# Pulse sequence reward prediction with supervised learning
_Written by Will Kaufman_

In [None]:
import os
import numpy as np
import tensorflow as tf
import tensorflow.keras as keras
# from rl_pulse.environments import spin_sys_discrete
from matplotlib import pyplot as plt

In [None]:
data_path = '../data/2020-08/2020-08-21-143037/'

In [None]:
npz_files = np.load(os.path.join(data_path, 'data.npz'))

In [None]:
actions = npz_files['actions']
rewards = npz_files['rewards']

In [None]:
# TODO figure out why I can't load the model...
model = keras.models.load_model(os.path.join(data_path, 'my_model'))

In [None]:
index = int(np.floor(rewards.argmax() / 24))

In [None]:
a_sample = tf.convert_to_tensor(actions[index, ...], dtype=tf.float32)
r_sample = tf.convert_to_tensor(rewards[index, ...], dtype=tf.float32)

In [None]:
r_pred = tf.squeeze(model(tf.expand_dims(a_sample, axis=0)))

In [None]:
residuals = r_sample - tf.squeeze(r_pred)

In [None]:
with np.printoptions(precision=2, suppress=True):
    print(a_sample)
    print(r_sample)
    print(r_pred)
    print(residuals)

In [None]:
model.input_shape

In [None]:
action0 = np.zeros((24,5))
for i, a in enumerate([4, 1, 2, 4, 3, 0] * 4):
    action0[i,a] = 1

In [None]:
action1 = np.zeros((24,5))
for i, a in enumerate([4] * 24):
    action1[i,a] = 1

In [None]:
action2 = np.zeros((24,5))
for i, a in enumerate([1, 4, 0, 2, 4, 3, 2, 4, 3, 1, 4, 0] * 2):  # 4, 0, 2, 4, 3, 1
    action2[i,a] = 1

In [None]:
action2

In [None]:
reward0 = tf.squeeze(model(tf.expand_dims(action0, axis=0)))
reward1 = tf.squeeze(model(tf.expand_dims(action1, axis=0)))
reward2 = tf.squeeze(model(tf.expand_dims(action2, axis=0)))

In [None]:
plt.plot(reward0)
plt.plot(reward1)
plt.plot(reward2)
plt.legend(['WHH-4', 'delay', '???'])

## Working backwards: optimizing reward by gradient ascent

In [None]:
model(tf.random.uniform(shape=(1,24,5)))

Looking at [this](https://www.tensorflow.org/tutorials/generative/deepdream#calculate_loss)

In [None]:
def calc_loss(actions, model):
    # assuming actions has batch dimension
    rewards = model(actions)
    loss_reward = -tf.reduce_sum(rewards[:,-1,:])
    
    # regularization to push values towards 0 or 1
    reg = 1e-2 * tf.reduce_sum(actions * (1 - actions))
    
    # make actions look action-like by requiring sum of row to be close to 1
    action_reg = 1e-2 * tf.reduce_sum(tf.abs(tf.reduce_sum(actions, 2) - 1))
    
    return loss_reward + reg + action_reg

In [None]:
# action_random = tf.random.uniform(shape=(1,24,5))
action_random = tf.zeros(shape=(1,24,5)) + .5

In [None]:
for _ in range(50):
    with tf.GradientTape() as tape:
        tape.watch(action_random)
        loss = calc_loss(action_random, model)

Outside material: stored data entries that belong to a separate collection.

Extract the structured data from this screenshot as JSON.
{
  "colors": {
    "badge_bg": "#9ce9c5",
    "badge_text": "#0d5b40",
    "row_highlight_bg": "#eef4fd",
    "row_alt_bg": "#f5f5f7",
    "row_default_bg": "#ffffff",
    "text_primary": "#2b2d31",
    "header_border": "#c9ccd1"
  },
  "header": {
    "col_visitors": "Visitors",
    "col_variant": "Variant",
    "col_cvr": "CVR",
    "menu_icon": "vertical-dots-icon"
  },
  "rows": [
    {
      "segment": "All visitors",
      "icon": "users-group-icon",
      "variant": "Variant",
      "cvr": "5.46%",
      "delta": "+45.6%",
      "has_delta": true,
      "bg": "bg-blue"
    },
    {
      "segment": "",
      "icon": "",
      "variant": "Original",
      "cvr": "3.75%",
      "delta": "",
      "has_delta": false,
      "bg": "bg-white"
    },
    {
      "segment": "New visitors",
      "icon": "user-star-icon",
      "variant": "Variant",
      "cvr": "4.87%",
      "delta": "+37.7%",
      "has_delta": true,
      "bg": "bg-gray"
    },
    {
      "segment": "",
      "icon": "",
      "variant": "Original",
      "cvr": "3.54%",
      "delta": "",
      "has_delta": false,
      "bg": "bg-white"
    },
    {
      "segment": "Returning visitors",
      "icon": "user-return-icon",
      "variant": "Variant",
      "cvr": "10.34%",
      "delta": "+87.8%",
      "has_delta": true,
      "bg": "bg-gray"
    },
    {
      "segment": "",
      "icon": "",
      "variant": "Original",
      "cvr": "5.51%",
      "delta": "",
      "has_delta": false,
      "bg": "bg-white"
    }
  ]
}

    gradients = tape.gradient(loss, action_random)
    # print(gradients)
    action_random = action_random - gradients * 1e-1
    action_random = tf.clip_by_value(action_random, 0, 1)
print(loss)

In [None]:
a = tf.convert_to_tensor(np.array([[[0,1,0,0,0]]], dtype=np.float32))
b = action_random[:,1:,:]
action_random = tf.concat([a, b], 1)

In [None]:
with np.printoptions(precision=3, suppress=True):
    print(action_random)

In [None]:
model(action_random)

In [None]:
lstm = model.get_layers()[0]  # or something like that, I forget...

In [None]:
lstm1 = tf.keras.layers.LSTM(64, return_sequences=True, input_shape=(None, 5))

In [None]:
lstm1.set_weights(lstm.get_weights())